Pembicaraan tentang kasus yang menimpa keluarga Suwito begitu menjadi perbincangan yang menarik bagi setiap orang penghuni kampung tersebut, kampung tetangga maupun orang yang lewat kampung dimana Suwito tinggal pasti akan mendapatkan kisah sedih tersebut. Sepertinya kejadian yang menimpa Sekar dan Wulan adalah kejadian yang sulit dipercaya namun betul- betul terjadi adanya.
***


Bab. 8.
 Coma (Koma)


Setiap hari yang terdengar didalam rumah Suwito adalah rintihan lirihnya yang hanya sayup- sayup terdengar dari bibirnya.
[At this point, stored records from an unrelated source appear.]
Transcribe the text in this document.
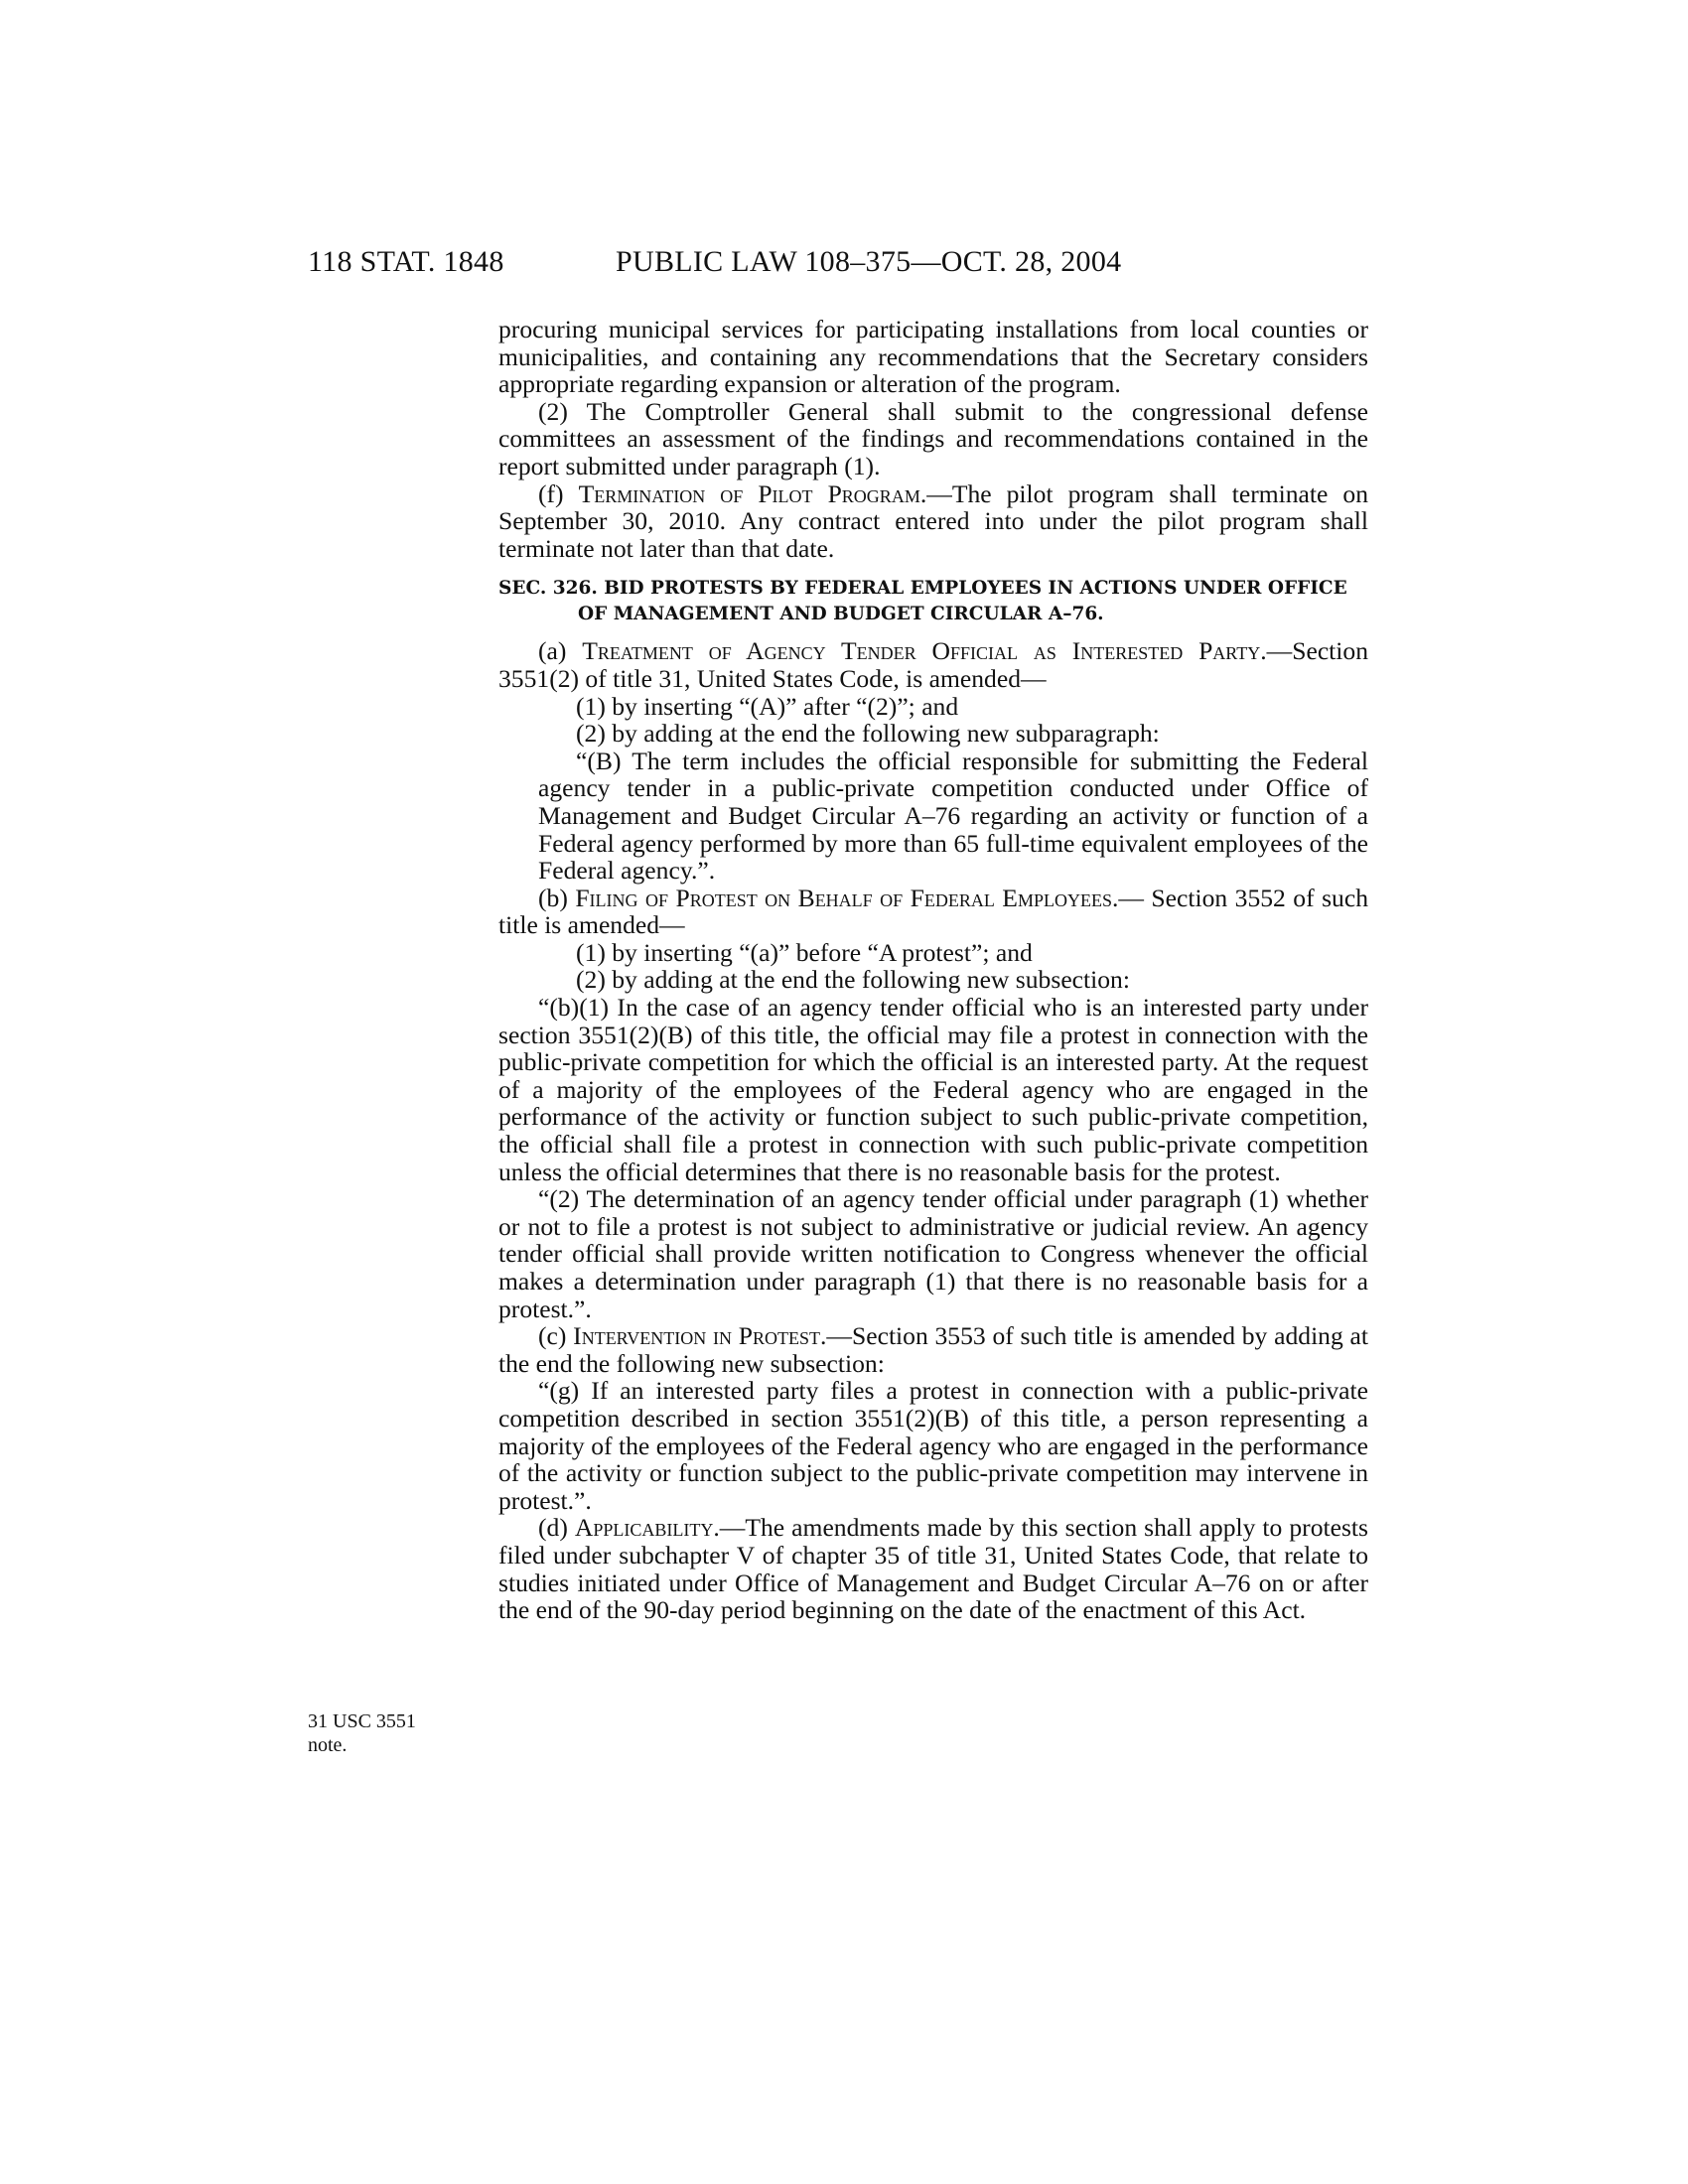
118 STAT. 1848	PUBLIC LAW 108–375—OCT. 28, 2004
31 USC 3551
note.

procuring municipal services for participating installations from local counties or municipalities, and containing any recommendations that the Secretary considers appropriate regarding expansion or alteration of the program.

(2) The Comptroller General shall submit to the congressional defense committees an assessment of the findings and recommendations contained in the report submitted under paragraph (1).

(f) Termination of Pilot Program.—The pilot program shall terminate on September 30, 2010. Any contract entered into under the pilot program shall terminate not later than that date.

SEC. 326. BID PROTESTS BY FEDERAL EMPLOYEES IN ACTIONS UNDER OFFICE OF MANAGEMENT AND BUDGET CIRCULAR A–76.

(a) Treatment of Agency Tender Official as Interested Party.—Section 3551(2) of title 31, United States Code, is amended—

(1) by inserting “(A)” after “(2)”; and

(2) by adding at the end the following new subparagraph:

“(B) The term includes the official responsible for submitting the Federal agency tender in a public-private competition conducted under Office of Management and Budget Circular A–76 regarding an activity or function of a Federal agency performed by more than 65 full-time equivalent employees of the Federal agency.”.

(b) Filing of Protest on Behalf of Federal Employees.— Section 3552 of such title is amended—

(1) by inserting “(a)” before “A protest”; and

(2) by adding at the end the following new subsection:

“(b)(1) In the case of an agency tender official who is an interested party under section 3551(2)(B) of this title, the official may file a protest in connection with the public-private competition for which the official is an interested party. At the request of a majority of the employees of the Federal agency who are engaged in the performance of the activity or function subject to such public-private competition, the official shall file a protest in connection with such public-private competition unless the official determines that there is no reasonable basis for the protest.

“(2) The determination of an agency tender official under paragraph (1) whether or not to file a protest is not subject to administrative or judicial review. An agency tender official shall provide written notification to Congress whenever the official makes a determination under paragraph (1) that there is no reasonable basis for a protest.”.

(c) Intervention in Protest.—Section 3553 of such title is amended by adding at the end the following new subsection:

“(g) If an interested party files a protest in connection with a public-private competition described in section 3551(2)(B) of this title, a person representing a majority of the employees of the Federal agency who are engaged in the performance of the activity or function subject to the public-private competition may intervene in protest.”.

(d) Applicability.—The amendments made by this section shall apply to protests filed under subchapter V of chapter 35 of title 31, United States Code, that relate to studies initiated under Office of Management and Budget Circular A–76 on or after the end of the 90-day period beginning on the date of the enactment of this Act.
Ketika diberi tahu bahwa Aminah dan pak RT telah kembali dari Jakarta dan mendapati bahwa kejadian yang menimpa Wulan adalah benar adanya, Suwito pun pingsan untuk yang kesekian kalinya. Keluarganya segera melepas tali yang mengikat tangan dan kaki Suwito ketika sudah hampir 8 jam pingsan dan belum sadarkan diri.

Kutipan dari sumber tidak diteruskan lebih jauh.